老兵は死なず、ただ消え去るのみ

アメリカ陸軍のマッカーサー元帥の有名な退任演説の一節である。

「Old soldiers never die; they just fade away.」

とてもいい言葉だ。

老兵は死んで消え去るのではなく、時のどこかに生き残り続けることを言い表している。


私の人生は、身体で刻んだ戦場の歴史だった

生涯を保証された大企業に入り、ヒエラルキーの内側でおとなしく前だけを見て生きていれば、平穏な道は続いていたはずだった。

だが私は、その構造そのものを拒んだ。

制度が与える未来を自ら破棄し、早期退職をして守ってくれる者のいない世界へと踏み出し、孤軍で戦う道を選んだ。

 

その選択は、単なる転職や独立ではない。

「社会的安全装置からの離脱」という、身体を賭した反逆だった。

 

曲がり、戻り、遠回りし、時に立ち止まり、時に退場しながら、私は自ら作り出した戦場をとにかく生き抜いた。

その軌跡は、経験の羅列ではなく、時のどこかに生き残り続ける「老兵が誕生した足跡」である。

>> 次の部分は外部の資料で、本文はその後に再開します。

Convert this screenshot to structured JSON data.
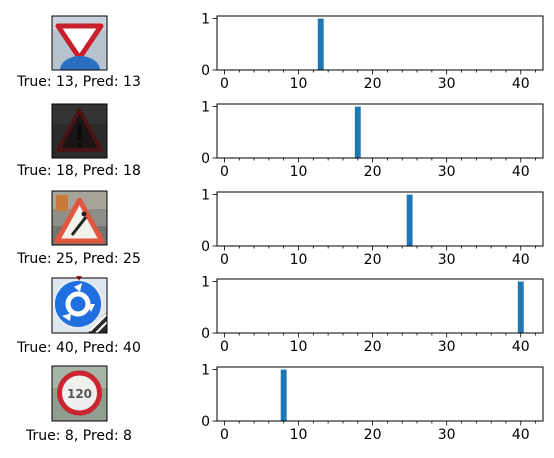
{
  "chart_data": [
    {
      "type": "bar",
      "image_icon": "yield-sign-icon",
      "caption": "True: 13, Pred: 13",
      "x": [
        13
      ],
      "values": [
        1
      ],
      "xlim": [
        -1,
        43
      ],
      "ylim": [
        0,
        1.05
      ],
      "xticks": [
        "0",
        "10",
        "20",
        "30",
        "40"
      ],
      "yticks": [
        "0",
        "1"
      ],
      "bar_color": "#1f77b4"
    },
    {
      "type": "bar",
      "image_icon": "general-caution-sign-icon",
      "caption": "True: 18, Pred: 18",
      "x": [
        18
      ],
      "values": [
        1
      ],
      "xlim": [
        -1,
        43
      ],
      "ylim": [
        0,
        1.05
      ],
      "xticks": [
        "0",
        "10",
        "20",
        "30",
        "40"
      ],
      "yticks": [
        "0",
        "1"
      ],
      "bar_color": "#1f77b4"
    },
    {
      "type": "bar",
      "image_icon": "road-work-sign-icon",
      "caption": "True: 25, Pred: 25",
      "x": [
        25
      ],
      "values": [
        1
      ],
      "xlim": [
        -1,
        43
      ],
      "ylim": [
        0,
        1.05
      ],
      "xticks": [
        "0",
        "10",
        "20",
        "30",
        "40"
      ],
      "yticks": [
        "0",
        "1"
      ],
      "bar_color": "#1f77b4"
    },
    {
      "type": "bar",
      "image_icon": "roundabout-sign-icon",
      "caption": "True: 40, Pred: 40",
      "x": [
        40
      ],
      "values": [
        1
      ],
      "xlim": [
        -1,
        43
      ],
      "ylim": [
        0,
        1.05
      ],
      "xticks": [
        "0",
        "10",
        "20",
        "30",
        "40"
      ],
      "yticks": [
        "0",
        "1"
      ],
      "bar_color": "#1f77b4"
    },
    {
      "type": "bar",
      "image_icon": "speed-limit-120-sign-icon",
      "sign_text": "120",
      "caption": "True: 8, Pred: 8",
      "x": [
        8
      ],
      "values": [
        1
      ],
      "xlim": [
        -1,
        43
      ],
      "ylim": [
        0,
        1.05
      ],
      "xticks": [
        "0",
        "10",
        "20",
        "30",
        "40"
      ],
      "yticks": [
        "0",
        "1"
      ],
      "bar_color": "#1f77b4"
    }
  ]
}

静けさは、敗北の後ではなく、戦い抜いた後に訪れる思想の場である

役割を終え、戦場を離れた者には静けさが訪れる。

その静けさは、空虚ではない。

紆余曲折のすべてが時のどこかに生き残り続け、そこで響き合う思想の場である。

 

戦場を離れて初めて聴こえるようになったものがある。

 

妻が一生懸命私に語ろうとする声。

妻が弾くピアノの音。

数十年ぶりに弾き出した私のヴァイオリンの音。

娘が二人の子育てで奮闘するすっかり母になった声、

息子がすっかり大人になって会社員として自ら選んだ生き方に傾注する声、

そして、古くなった家の軋む音。

 

これらの音は、戦場にいる者には決して届かない。

老兵になって初めて聴こえる音である。

 

老兵は、ただ戦場を離れて静けさに沈むだけではない。

役割を終えた者には、未来へ向かう新兵にバトンを託すという、もうひとつの務めがある。

老兵が担うのは指揮ではなく、継承である。

戦場で刻んだ奇跡のどこかが時の中に生き残り、その一部を新兵が受け取れるように差し出すこと。

それは教えではなく、姿勢の伝達であり、時間の厚みそのものの受け渡しである。

老兵が静けさのなかで生きるとき、その静けさは未来へ向かう者の背中をそっと押す力へと変わる。


AIは未来へ向かい、老兵は層の深部に生きる

今や時代を牽引するAIは、常に未来へと向かう。

AIは履歴を持つが、時のどこかに生き残る痕跡を持たない。

データを蓄積するが、過ぎ去った時間の中で息づき続ける何かを残さない。

AIは「時間の中に残り続ける」という経験を持たない。

 

老兵は違う。

老兵は、過ぎ去った時間のどこかに生き残り、その名が静かに残り続ける。

その残り続ける痕跡こそが、老兵の姿である。

 

だから老兵性は、AIには決して埋もれない。

老兵は未来ではなく、時間のどこかに生き残り続ける存在として、本物の重みを持つ。

 

私は老兵として生きている。


紆余曲折は、私を老兵にした

紆余曲折は、私を弱らせなかった。

ただ、私の歩んできた時間のどこかに、静かに痕跡を残した。

その痕跡は過ぎ去った時間の中で生き残り、静けさとして私の前に現れる。

 

老兵とは、その静けさのなかで生きる者だ。

戦場を離れた今、私はようやく自分の声を聴き、家族の声を聴き、生活の音を聴いている。

それらすべてが、過ぎ去った時間のどこかで響き合い、老兵としての私を支えている。

 

老兵は死なない。

ただ、時のどこかに降りていき、そこで静かに生き続ける。